I have become hooked on the "Dogfights" series that airs on History Channel on Friday nights right after BSG. Last week they portrayed the "Flying Tigers". Anybody steer me to a website so that I can order a P-40 Warhawk. Looking for 1/48 or larger scale.


----------



## John P (Sep 1, 1999)

www.squadron.com
Just do a search, all the P-40s you could want shall appear.


----------



## MitchPD3 (Dec 27, 2001)

Shouldn't have even wasted my time in the post. Should have just sent you a PM, figured if anyone should know, you would!!!


----------



## Nemorosus (Feb 1, 2002)

http://www.p40warhawk.com/Models/Reviews/Models/Trumpeter/P-40B/P-40B.htm

Just some more info, if you haven't found this one already.


----------



## machine shop to (Dec 10, 2005)

I recorded that show for my 10 year-old son and left it so he would find the tape the next morning.
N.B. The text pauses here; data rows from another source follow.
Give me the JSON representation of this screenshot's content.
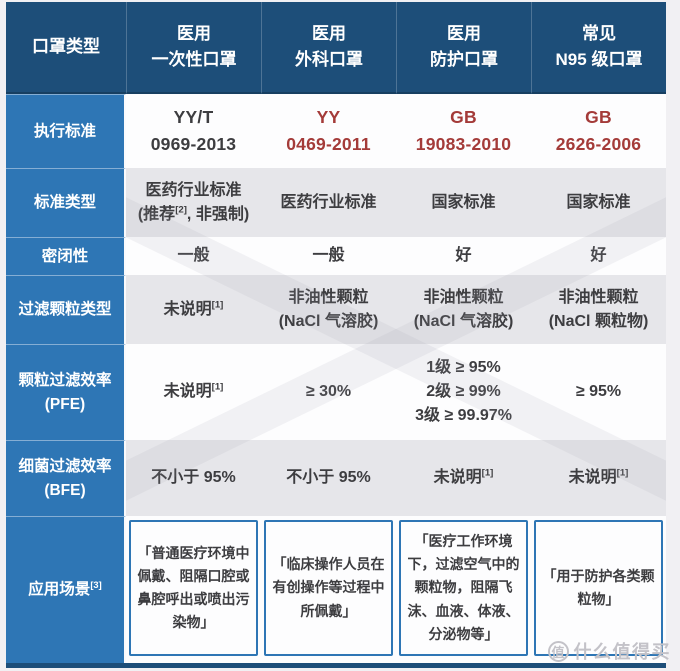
{
  "chart_data": {
    "type": "table",
    "corner_header": "口罩类型",
    "columns": [
      {
        "text": "医用\n一次性口罩"
      },
      {
        "text": "医用\n外科口罩"
      },
      {
        "text": "医用\n防护口罩"
      },
      {
        "text": "常见\nN95 级口罩"
      }
    ],
    "rows": [
      {
        "label": "执行标准",
        "cells": [
          {
            "text": "YY/T\n0969-2013"
          },
          {
            "text": "YY\n0469-2011"
          },
          {
            "text": "GB\n19083-2010"
          },
          {
            "text": "GB\n2626-2006"
          }
        ]
      },
      {
        "label": "标准类型",
        "cells": [
          {
            "text": "医药行业标准\n(推荐",
            "sup": "[2]",
            "post": ", 非强制)"
          },
          {
            "text": "医药行业标准"
          },
          {
            "text": "国家标准"
          },
          {
            "text": "国家标准"
          }
        ]
      },
      {
        "label": "密闭性",
        "cells": [
          {
            "text": "一般"
          },
          {
            "text": "一般"
          },
          {
            "text": "好"
          },
          {
            "text": "好"
          }
        ]
      },
      {
        "label": "过滤颗粒类型",
        "cells": [
          {
            "text": "未说明",
            "sup": "[1]"
          },
          {
            "text": "非油性颗粒\n(NaCl 气溶胶)"
          },
          {
            "text": "非油性颗粒\n(NaCl 气溶胶)"
          },
          {
            "text": "非油性颗粒\n(NaCl 颗粒物)"
          }
        ]
      },
      {
        "label": "颗粒过滤效率\n(PFE)",
        "cells": [
          {
            "text": "未说明",
            "sup": "[1]"
          },
          {
            "text": "≥ 30%"
          },
          {
            "text": "1级 ≥ 95%\n2级 ≥ 99%\n3级 ≥ 99.97%"
          },
          {
            "text": "≥ 95%"
          }
        ]
      },
      {
        "label": "细菌过滤效率\n(BFE)",
        "cells": [
          {
            "text": "不小于 95%"
          },
          {
            "text": "不小于 95%"
          },
          {
            "text": "未说明",
            "sup": "[1]"
          },
          {
            "text": "未说明",
            "sup": "[1]"
          }
        ]
      },
      {
        "label": "应用场景",
        "label_sup": "[3]",
        "cells": [
          {
            "text": "「普通医疗环境中佩戴、阻隔口腔或鼻腔呼出或喷出污染物」"
          },
          {
            "text": "「临床操作人员在有创操作等过程中所佩戴」"
          },
          {
            "text": "「医疗工作环境下，过滤空气中的颗粒物，阻隔飞沫、血液、体液、分泌物等」"
          },
          {
            "text": "「用于防护各类颗粒物」"
          }
        ]
      }
    ]
  },
  "watermark": {
    "logo": "值",
    "site": "什么值得买"
  },
  "colors": {
    "header_bg": "#1d4e79",
    "label_bg": "#2e76b5",
    "row_alt_bg": "#e6e6ea",
    "row_white_bg": "#fdfdfe",
    "red": "#a43b39",
    "text_dark": "#3d3d40",
    "page_bg": "#f1f0f3",
    "wm_gray": "#c3c2c8"
  }
}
He was up early and was having mock dogfights with his Revell P-40 the next day. 

Now I gotta build that Zero that is in my archives!

to(m)


----------



## MangoMan (Jul 29, 1999)

Spam spam spam spam...


----------



## terryr (Feb 11, 2001)

I've suddenly got the urge to buy bearings from china.


----------



## machine shop to (Dec 10, 2005)

Go ahead. In an hour you will want some more.  

tom


----------